CE is a concept that encourages sustainable material and energy management by minimising waste, the amount of waste produced and its potential for re-use as a secondary material.The main reasons for implementing a circular economy are limited raw material availability, the economy's reliance on raw material imports (high prices, market volatility, and uncertain political situations in certain countries), and the economy's decreasing competitiveness in global economies.
The reuse of treated wastewater from WWTPs for agriculture and land irrigation, industrial purposes, toilet flushing, and groundwater replenishment is a key component of the current strategy aimed at releasing freshwater for domestic use, improving the effluent quality of WWTPs, and, as a result, improving the quality of river waters used for drinking water abstraction.
For many years, it has been known that using treated wastewater for irrigation in agriculture can help to replace farm demand while also reducing local water stress. Furthermore, nutrients found in wastewater lessen the requirement for commercial fertiliser application. Secondary treatment effluent should be used to irrigate non-food crops, while tertiary treatment effluent should be used to irrigate food crops.
Planned (direct or indirect) or unplanned (potable) reuse of urban wastewater is most commonly associated with non-potable uses, however there are instances of unplanned potable reuse. Residential irrigation and business fire prevention, car washes, toilet flushing, and other uses of urban water reuse are the most common. The main issues with urban reuse are the dangers to human health and the expensive cost of multiple systems for delivering reclaimed water.
Indirect potable reuse involves discharging high-quality WWTP effluent directly into groundwater or surface water sources to supplement drinking water supply.
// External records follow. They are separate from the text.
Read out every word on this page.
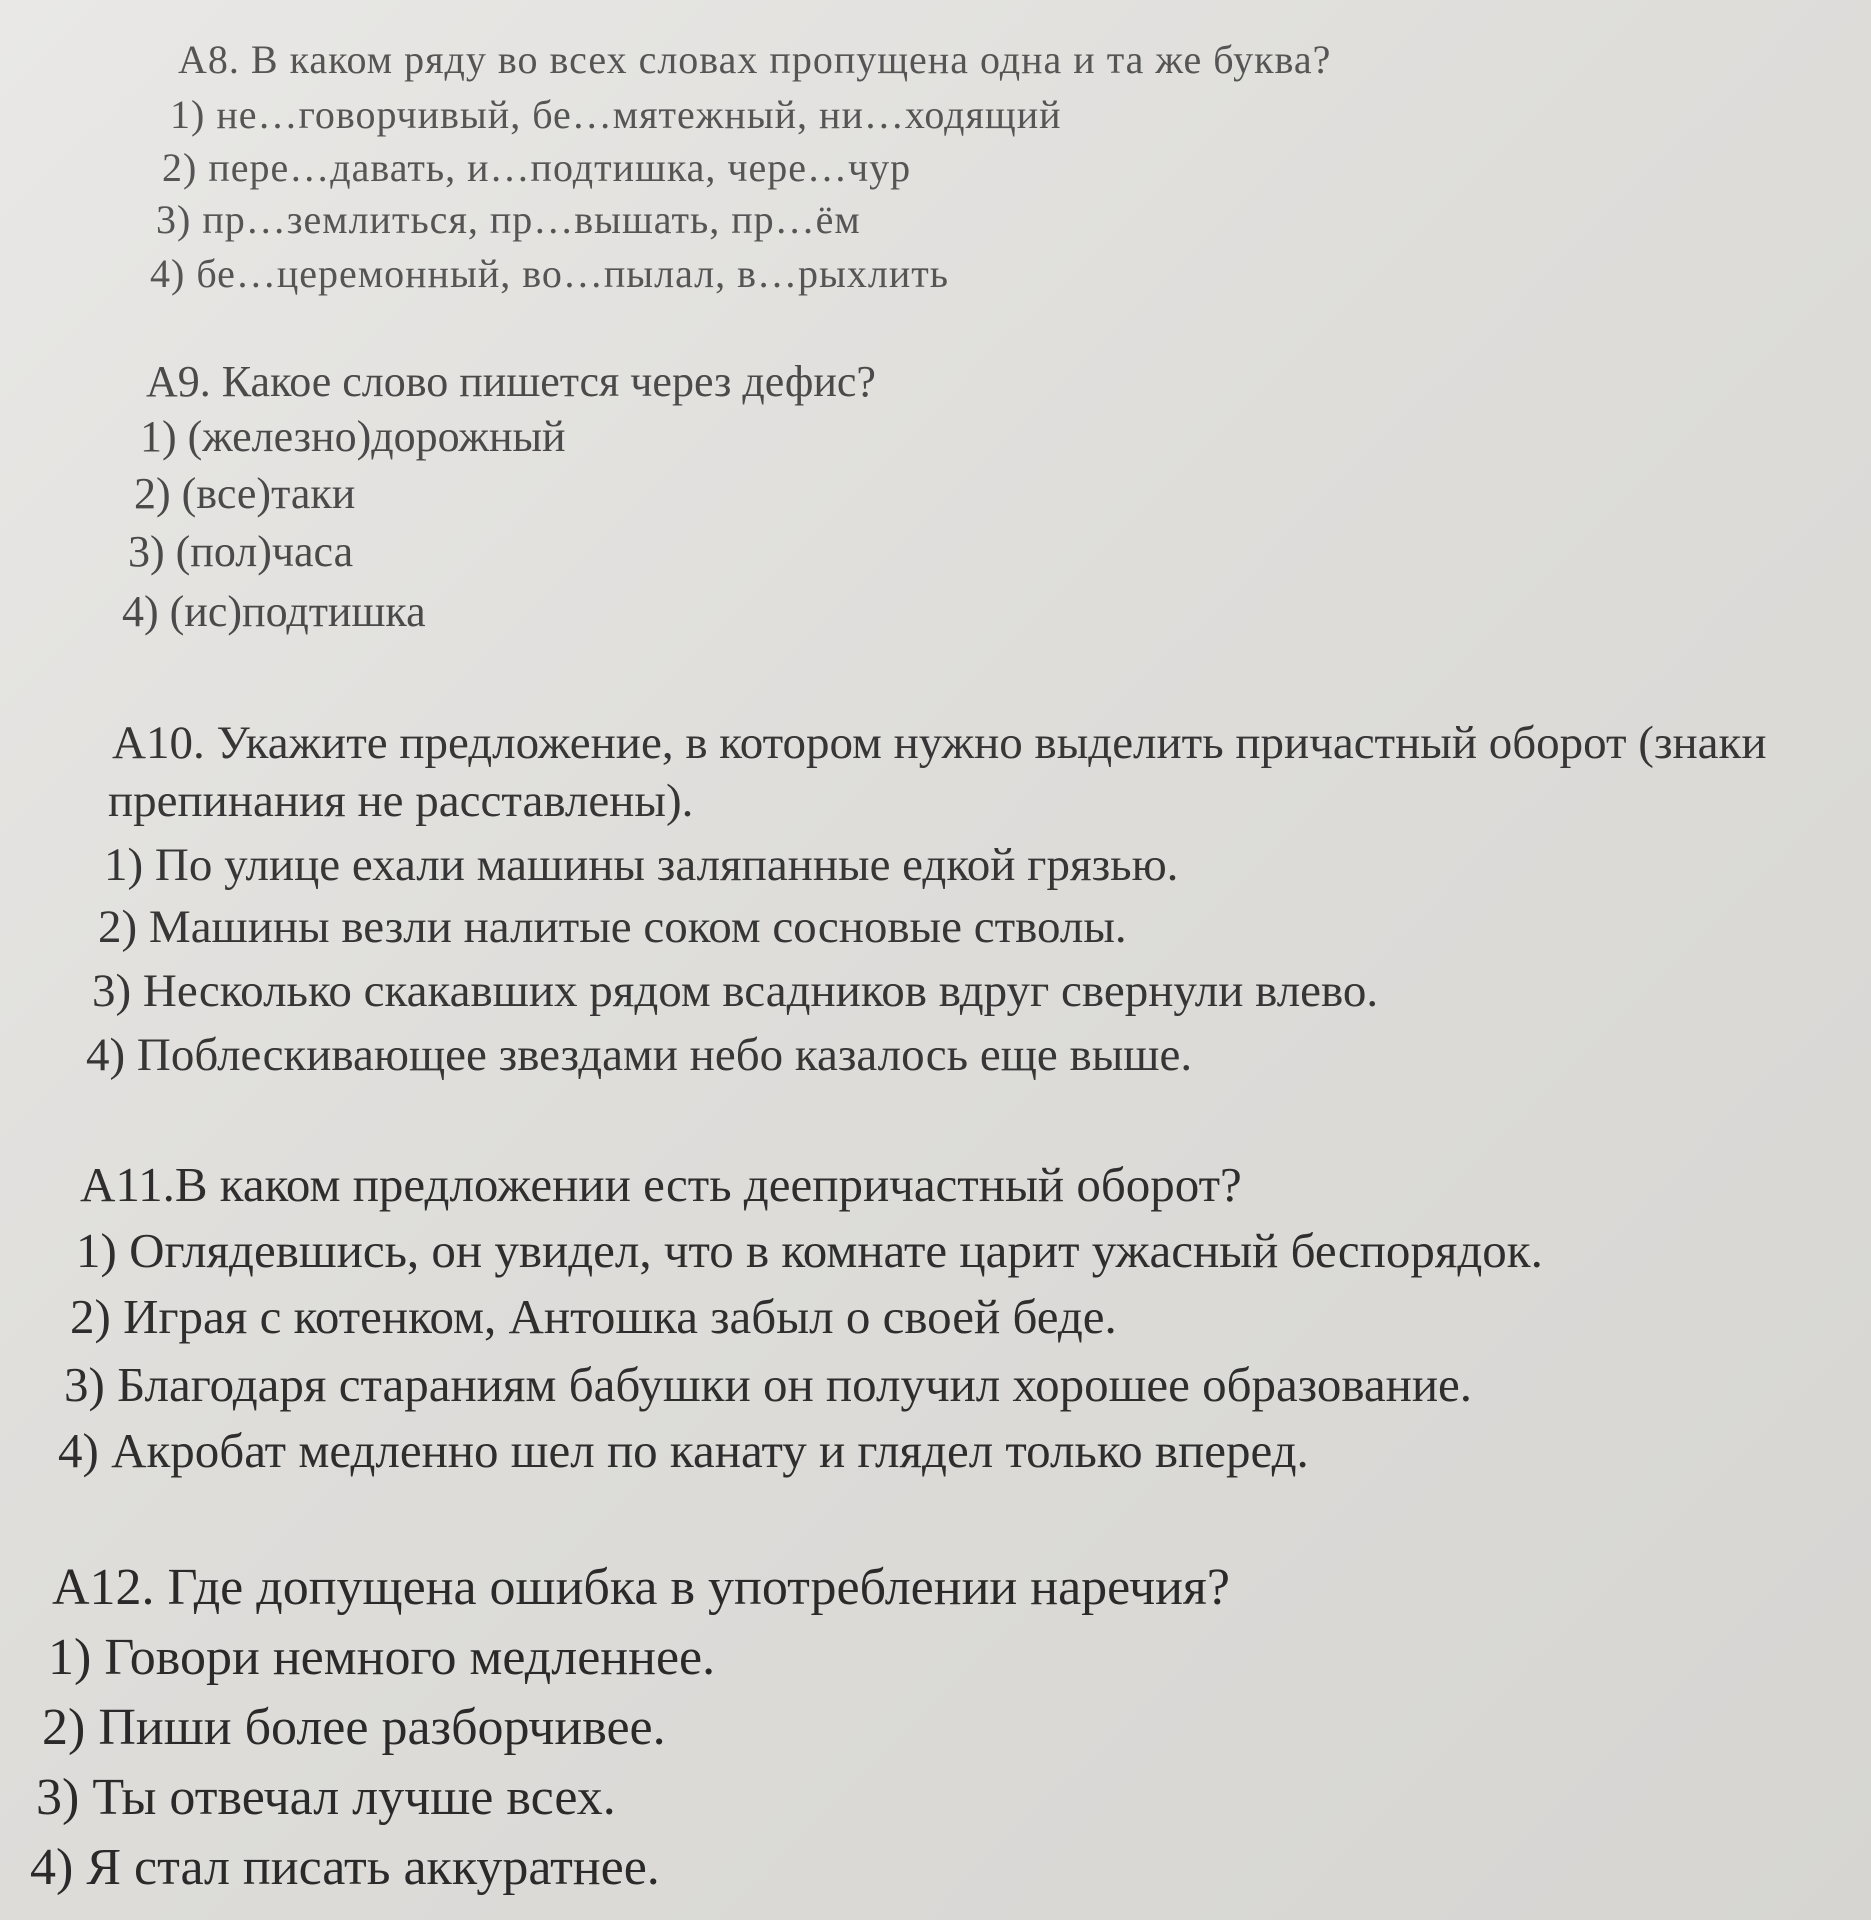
А8. В каком ряду во всех словах пропущена одна и та же буква?
1) не…говорчивый, бе…мятежный, ни…ходящий
2) пере…давать, и…подтишка, чере…чур
3) пр…землиться, пр…вышать, пр…ём
4) бе…церемонный, во…пылал, в…рыхлить
А9. Какое слово пишется через дефис?
1) (железно)дорожный
2) (все)таки
3) (пол)часа
4) (ис)подтишка
А10. Укажите предложение, в котором нужно выделить причастный оборот (знаки
препинания не расставлены).
1) По улице ехали машины заляпанные едкой грязью.
2) Машины везли налитые соком сосновые стволы.
3) Несколько скакавших рядом всадников вдруг свернули влево.
4) Поблескивающее звездами небо казалось еще выше.
А11.В каком предложении есть деепричастный оборот?
1) Оглядевшись, он увидел, что в комнате царит ужасный беспорядок.
2) Играя с котенком, Антошка забыл о своей беде.
3) Благодаря стараниям бабушки он получил хорошее образование.
4) Акробат медленно шел по канату и глядел только вперед.
А12. Где допущена ошибка в употреблении наречия?
1) Говори немного медленнее.
2) Пиши более разборчивее.
3) Ты отвечал лучше всех.
4) Я стал писать аккуратнее.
Direct potable reuse (pipe to pipe) is another option, which involves introducing treated wastewater directly into a water distribution system. However, due to the high effluent quality requirements, direct potable reuse significantly increases operational costs. It's also vital to consider the absence of social acceptance.
What is the ultimate goal?
The goal of circular economy is to optimise circle system functions by reducing resources exiting the system. Moving toward greater circular economycan assist in meeting the resource efficiency goals set out in theStrategy for smart, inclusive, and sustainable growth.
For optimal sustainable development, smart cities concept is a pragmatic and balanced blend of social, economic, ecological, and other key fields. The purpose of ecological cities around the world is to "improve citizens' and society's well-being through integrated urban planning and management that fully utilises the benefits of ecological systems while protecting and nurturing these assets for future generations."